Why data-driven methods will shape the future of relevance search

06/18/2019 - 15:20 to 16:00
Frannz Salon
long talk (40 min)

Session abstract: 

You already have your search engine in place, users have started using it and now see that your results could do better. You hire some engineers to get you through this and they included a synonym here, an exception there, and asked you to create a taxonomy to organize your items. After a few months,  everything seems to work fine except for a few minor issues that you got your team working on. 

Now, your company needs to expand to meet the new demands of your business, so you get a wider range of products in your catalog. Your search results start to show some issues and your team is having a hard time controlling all of your search parameters and maintaining rules and exceptions. You know that improving your results will be the key to the success of your company. You now get yourself the biggest decision to make: should I hire more relevance engineers to handle it?

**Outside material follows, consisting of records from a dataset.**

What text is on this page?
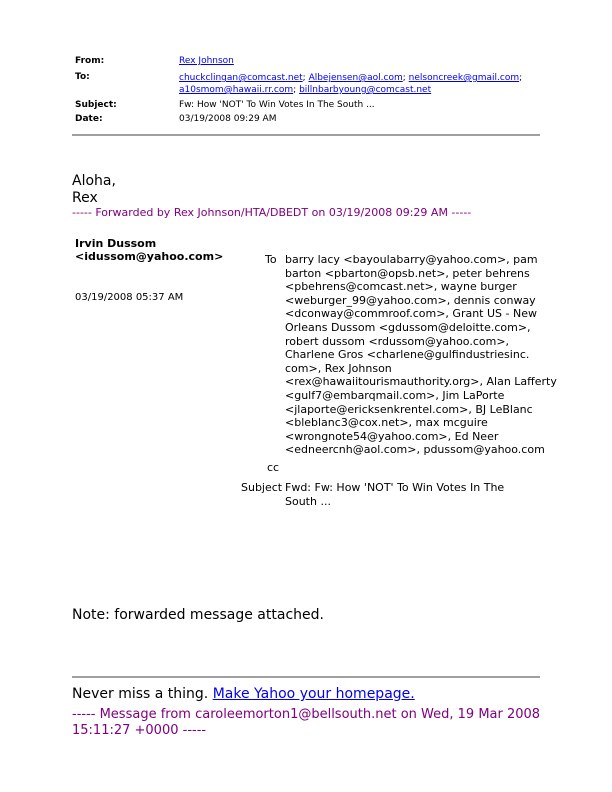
From:	Rex Johnson
To:	chuckclingan@comcast.net; Albejensen@aol.com; nelsoncreek@gmail.com;
a10smom@hawaii.rr.com; billnbarbyoung@comcast.net
Subject:	Fw: How 'NOT' To Win Votes In The South ...
Date:	03/19/2008 09:29 AM
Aloha,
Rex
----- Forwarded by Rex Johnson/HTA/DBEDT on 03/19/2008 09:29 AM -----
Irvin Dussom
<idussom@yahoo.com>
03/19/2008 05:37 AM
To barry lacy <bayoulabarry@yahoo.com>, pam
barton <pbarton@opsb.net>, peter behrens
<pbehrens@comcast.net>, wayne burger
<weburger_99@yahoo.com>, dennis conway
<dconway@commroof.com>, Grant US - New
Orleans Dussom <gdussom@deloitte.com>,
robert dussom <rdussom@yahoo.com>,
Charlene Gros <charlene@gulfindustriesinc.
com>, Rex Johnson
<rex@hawaiitourismauthority.org>, Alan Lafferty
<gulf7@embarqmail.com>, Jim LaPorte
<jlaporte@ericksenkrentel.com>, BJ LeBlanc
<bleblanc3@cox.net>, max mcguire
<wrongnote54@yahoo.com>, Ed Neer
<edneercnh@aol.com>, pdussom@yahoo.com
cc
Subject Fwd: Fw: How 'NOT' To Win Votes In The
South ...
Note: forwarded message attached.
Never miss a thing. Make Yahoo your homepage.
----- Message from caroleemorton1@bellsouth.net on Wed, 19 Mar 2008
15:11:27 +0000 -----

The first part of this talk will show why it is so complicated to scale an engineering approach of relevance based only on synonyms, taxonomies, rules, and exceptions. As a consequence of these limitations, the second part will focus on the latest advancements of natural language processing and information retrieval to show that all you need are good data scientists responsible for providing new data-driven solutions to your needs without causing any change into your search stack. 

With the vast amounts of data collected, you can find applications of it for all your search needs. The talk will guide you through topics such as language modeling for autocompletion, deep neural networks for named-entity recognition, network embeddings for relevance score, and query-product embeddings to improve the discoverability of your most exquisite items. All of this, optimized by your learning-to-rank algorithm and enabling you to personalization capabilities.

With all of these data-driven approaches, your search engine will be actively learning from the interaction of your users and there will be no need to hire an entire department of relevance engineers.